News Article Details

Autism support center opens in city

Standard-Speaker - 7/19/2019

Jul. 19--HAZLETON -- Representatives of the Children's Service Center and AllOne Foundation opened an Autism Collaborative Centers of Excellence hub Thursday.

Located at 20 N. Laurel St., it's a place where children and adults who have been diagnosed with an autism spectrum disorder can find assistance.

"For 20 plus years, CSC has been treating children with an ASD diagnosis. When asked to become one of the five family-friendly hubs in the ACCE network, the answer was evident," Mike Hopkins, chief executive officer and president of CSC, said during an open house. "The opportunity to assist not just children, but also adults and their families who live each day with an ASD diagnosis fits perfectly with the Children Service Center's mission of providing and promoting quality services with care and compassion."

People of any age and at any stage of the diagnostic and treatment continuum can find assistance at the hub. Because it is funded by grants, there is no charge to work with the hub's service navigators.

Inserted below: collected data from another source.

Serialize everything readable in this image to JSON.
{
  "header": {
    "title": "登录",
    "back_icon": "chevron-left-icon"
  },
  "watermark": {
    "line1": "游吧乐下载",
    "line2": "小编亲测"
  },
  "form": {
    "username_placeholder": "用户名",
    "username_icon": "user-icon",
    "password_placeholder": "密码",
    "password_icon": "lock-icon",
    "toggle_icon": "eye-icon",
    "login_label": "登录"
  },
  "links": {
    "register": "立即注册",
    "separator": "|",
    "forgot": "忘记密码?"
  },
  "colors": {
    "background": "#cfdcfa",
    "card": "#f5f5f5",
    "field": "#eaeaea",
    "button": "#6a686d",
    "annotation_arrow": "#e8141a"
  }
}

Service navigators can help with intake and referral for diagnostic evaluation, and recommend resources for treatment, including behavioral, occupational or speech therapies. They can also help families and individuals find resources for daily living, including skilled home care, sensory-friendly salon services and vocational training. In addition, they can find recreational and community events such as Challenger sports leagues and sensory friendly movies, theme parks and music.

Service navigators, many of whom have family members on the autism spectrum, are also available for supportive telephone or in-person conversations.

The opening follows a major initiative launched last year. It was then that the AllOne Foundation, along with representatives from numerous health care, education and philanthropic organizations, agreed to focus on enhancing the service delivery system and minimizing the service gaps for individuals with autism and their families.

"The leaders and partners of the AllOne Foundation had a vision to develop a sustainable framework to measurably improve the delivery of care for those with ASD and their families," said John Cosgrove, executive director of the AllOne Foundation. "Through the execution of this initiative and the research data we will be collecting, we are seeking to create a national model for scientifically sound innovation for providing ASD care."

John Moses, chairman of the AllOne Foundation, said the organization was "proud" to be in Hazleton.

"If people continue to think together, and plan together, and work together, and dream together, and pray together, then anything can be accomplished," Moses said.